The main difference between the phases of slow-wave and REM sleep of a person from each other is the difference in brain activity, which is vividly illustrated by the EEG. REM sleep is characterized by frequent eye movements, and during non-REM sleep they are practically absent. The dreams we have during REM sleep are more likely to be remembered, although studies have shown that dreams occur during both phases.

Why slow-wave sleep is better than fast sleep

Both slow-wave and REM sleep are important for the normal functioning of body systems. It is believed that the phase of non-REM sleep is more significant for recovery. By waking up a person at this time, we will deprive his brain of the opportunity to "reboot". In addition to the general poor state of health of the sleepy, impaired concentration, increased nervousness, lethargy, apathy, and irritability await. And if such deprivation of slow-wave sleep occurs regularly, there are high chances of encountering serious mental disorders. It is better to wake up in REM sleep. By the way, numerous applications for gadgets can help with this.
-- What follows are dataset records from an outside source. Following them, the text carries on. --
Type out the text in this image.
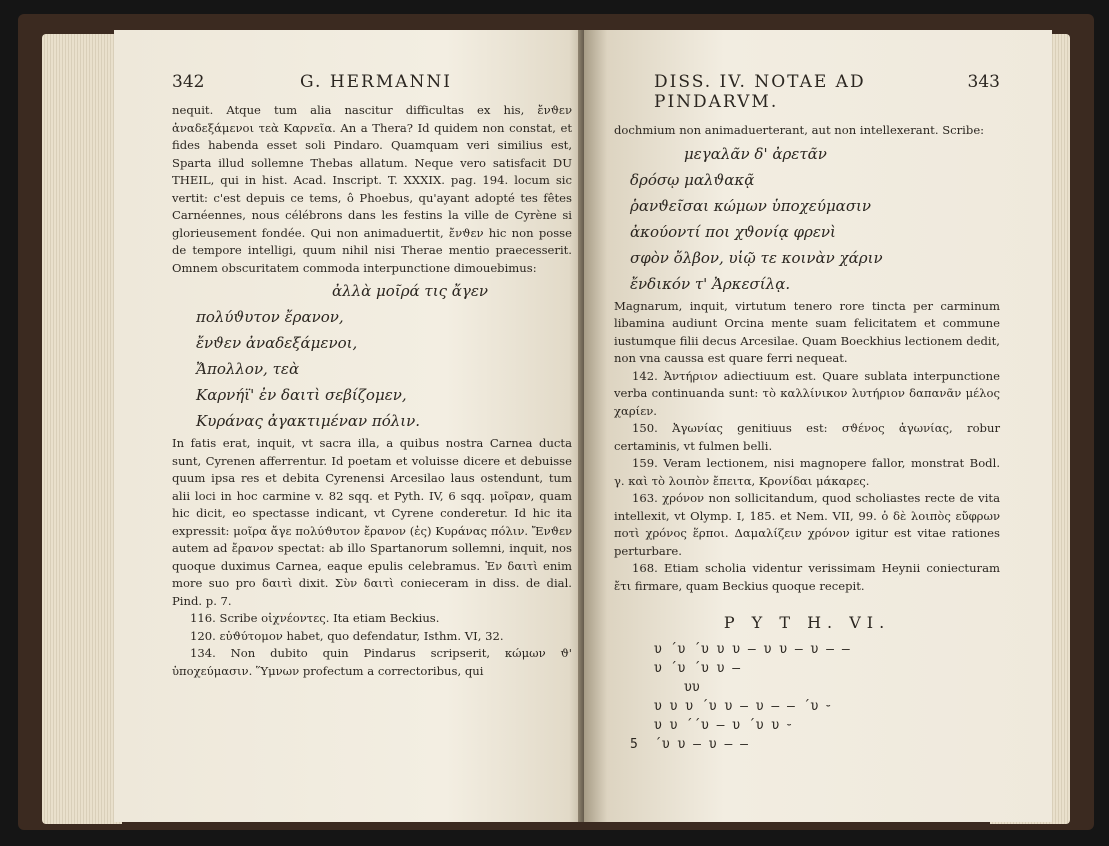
342	G. HERMANNI

nequit. Atque tum alia nascitur difficultas ex his, ἔνϑεν ἀναδεξάμενοι τεὰ Καρνεῖα. An a Thera? Id quidem non constat, et fides habenda esset soli Pindaro. Quamquam veri similius est, Sparta illud sollemne Thebas allatum. Neque vero satisfacit DU THEIL, qui in hist. Acad. Inscript. T. XXXIX. pag. 194. locum sic vertit: c'est depuis ce tems, ô Phoebus, qu'ayant adopté tes fêtes Carnéennes, nous célébrons dans les festins la ville de Cyrène si glorieusement fondée. Qui non animaduertit, ἔνϑεν hic non posse de tempore intelligi, quum nihil nisi Therae mentio praecesserit. Omnem obscuritatem commoda interpunctione dimouebimus:

ἀλλὰ μοῖρά τις ἄγεν
πολύϑυτον ἔρανον,
ἔνϑεν ἀναδεξάμενοι,
Ἄπολλον, τεὰ
Καρνήϊ' ἐν δαιτὶ σεβίζομεν,
Κυράνας ἀγακτιμέναν πόλιν.

In fatis erat, inquit, vt sacra illa, a quibus nostra Carnea ducta sunt, Cyrenen afferrentur. Id poetam et voluisse dicere et debuisse quum ipsa res et debita Cyrenensi Arcesilao laus ostendunt, tum alii loci in hoc carmine v. 82 sqq. et Pyth. IV, 6 sqq. μοῖραν, quam hic dicit, eo spectasse indicant, vt Cyrene conderetur. Id hic ita expressit: μοῖρα ἄγε πολύϑυτον ἔρανον (ἐς) Κυράνας πόλιν. Ἔνϑεν autem ad ἔρανον spectat: ab illo Spartanorum sollemni, inquit, nos quoque duximus Carnea, eaque epulis celebramus. Ἐν δαιτὶ enim more suo pro δαιτὶ dixit. Σὺν δαιτὶ conieceram in diss. de dial. Pind. p. 7.

116. Scribe οἰχνέοντες. Ita etiam Beckius.

120. εὐϑύτομον habet, quo defendatur, Isthm. VI, 32.

134. Non dubito quin Pindarus scripserit, κώμων ϑ' ὑποχεύμασιν. Ὕμνων profectum a correctoribus, qui

DISS. IV. NOTAE AD PINDARVM.
343

dochmium non animaduerterant, aut non intellexerant. Scribe:

μεγαλᾶν δ' ἀρετᾶν
δρόσῳ μαλϑακᾷ
ῥανϑεῖσαι κώμων ὑποχεύμασιν
ἀκούοντί ποι χϑονίᾳ φρενὶ
σφὸν ὄλβον, υἱῷ τε κοινὰν χάριν
ἔνδικόν τ' Ἀρκεσίλᾳ.

Magnarum, inquit, virtutum tenero rore tincta per carminum libamina audiunt Orcina mente suam felicitatem et commune iustumque filii decus Arcesilae. Quam Boeckhius lectionem dedit, non vna caussa est quare ferri nequeat.

142. Ἀντήριον adiectiuum est. Quare sublata interpunctione verba continuanda sunt: τὸ καλλίνικον λυτήριον δαπανᾶν μέλος χαρίεν.

150. Ἀγωνίας genitiuus est: σϑένος ἀγωνίας, robur certaminis, vt fulmen belli.

159. Veram lectionem, nisi magnopere fallor, monstrat Bodl. γ. καὶ τὸ λοιπὸν ἔπειτα, Κρονίδαι μάκαρες.

163. χρόνον non sollicitandum, quod scholiastes recte de vita intellexit, vt Olymp. I, 185. et Nem. VII, 99. ὁ δὲ λοιπὸς εὔφρων ποτὶ χρόνος ἕρποι. Δαμαλίζειν χρόνον igitur est vitae rationes perturbare.

168. Etiam scholia videntur verissimam Heynii coniecturam ἔτι firmare, quam Beckius quoque recepit.

P Y T H. VI.
υ ́ υ ́ υ υ υ – υ υ – υ – –
υ ́ υ ́ υ υ –
υυ
υ υ υ ́ υ υ – υ – – ́ υ ⏑
υ υ ́ ́ υ – υ ́ υ υ ⏑
5 ́ υ υ – υ – –
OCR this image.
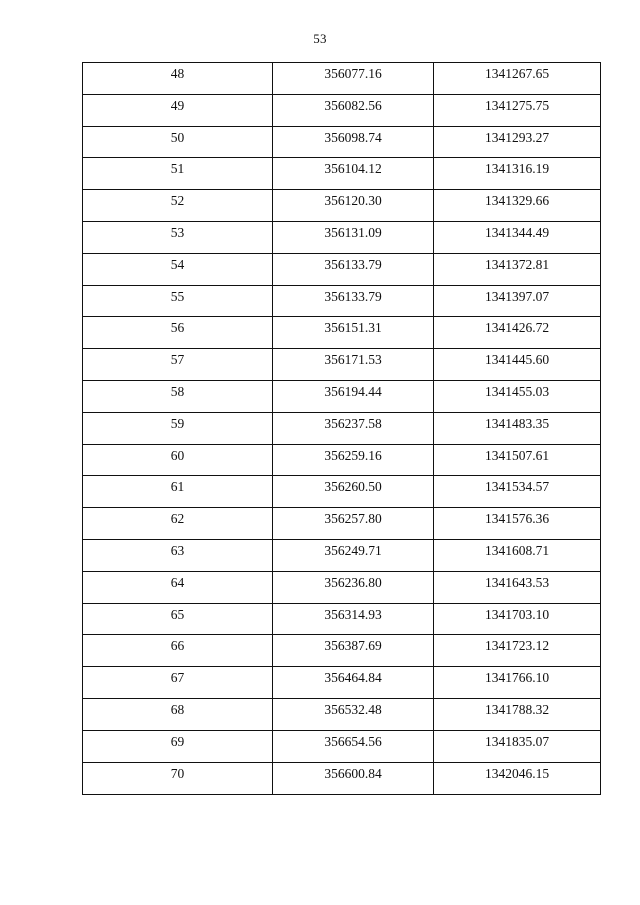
53
48	356077.16	1341267.65
49	356082.56	1341275.75
50	356098.74	1341293.27
51	356104.12	1341316.19
52	356120.30	1341329.66
53	356131.09	1341344.49
54	356133.79	1341372.81
55	356133.79	1341397.07
56	356151.31	1341426.72
57	356171.53	1341445.60
58	356194.44	1341455.03
59	356237.58	1341483.35
60	356259.16	1341507.61
61	356260.50	1341534.57
62	356257.80	1341576.36
63	356249.71	1341608.71
64	356236.80	1341643.53
65	356314.93	1341703.10
66	356387.69	1341723.12
67	356464.84	1341766.10
68	356532.48	1341788.32
69	356654.56	1341835.07
70	356600.84	1342046.15
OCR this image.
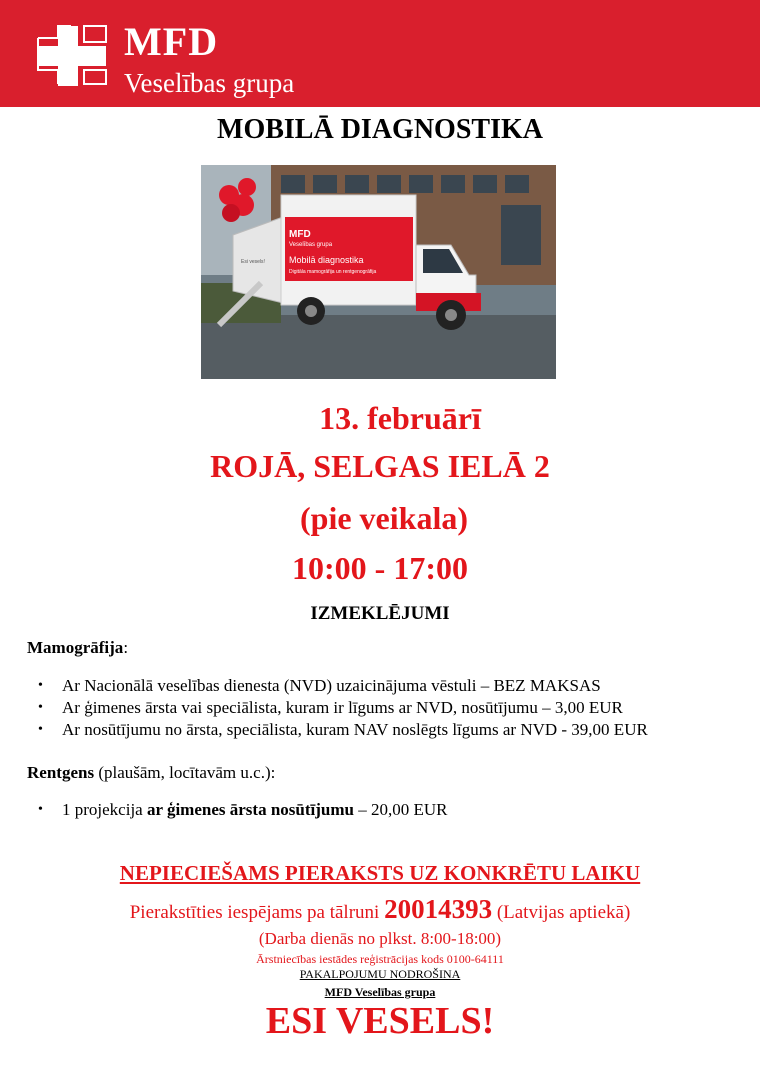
MFD
Veselības grupa
MOBILĀ DIAGNOSTIKA
MFD
Veselības grupa
Mobilā diagnostika
Digitāla mamogrāfija un rentgenogrāfija
Esi vesels!
13. februārī
ROJĀ, SELGAS IELĀ 2
(pie veikala)
10:00 - 17:00
IZMEKLĒJUMI
Mamogrāfija:
• Ar Nacionālā veselības dienesta (NVD) uzaicinājuma vēstuli – BEZ MAKSAS
• Ar ģimenes ārsta vai speciālista, kuram ir līgums ar NVD, nosūtījumu – 3,00 EUR
• Ar nosūtījumu no ārsta, speciālista, kuram NAV noslēgts līgums ar NVD - 39,00 EUR
Rentgens (plaušām, locītavām u.c.):
• 1 projekcija ar ģimenes ārsta nosūtījumu – 20,00 EUR
NEPIECIEŠAMS PIERAKSTS UZ KONKRĒTU LAIKU
Pierakstīties iespējams pa tālruni 20014393 (Latvijas aptiekā)
(Darba dienās no plkst. 8:00-18:00)
Ārstniecības iestādes reģistrācijas kods 0100-64111
PAKALPOJUMU NODROŠINA
MFD Veselības grupa
ESI VESELS!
However, one should not think that REM sleep is useless and can be sacrificed without consequences. This phase prepares all body systems for awakening and includes the connection between the physiological processes in the brain and consciousness.

Slow-wave and REM sleep: the norm

For an average person, the norm of slow-wave sleep is 70%, and REM, respectively, 30% of the total night's rest. The total duration of sleep sufficient for recovery is 7-9hours per day.

NREM sleep should normally last about 90 minutes. It is followed by a phase of REM sleep lasting 10-20 minutes. These two stages together form a cycle that a healthy person usually repeats 5 times a night. The phases of non-REM and REM sleep are unevenly distributed. So, for the first time after falling asleep, the REM sleep phase lasts about 5 minutes, and closer to awakening, its duration reaches 60 minutes.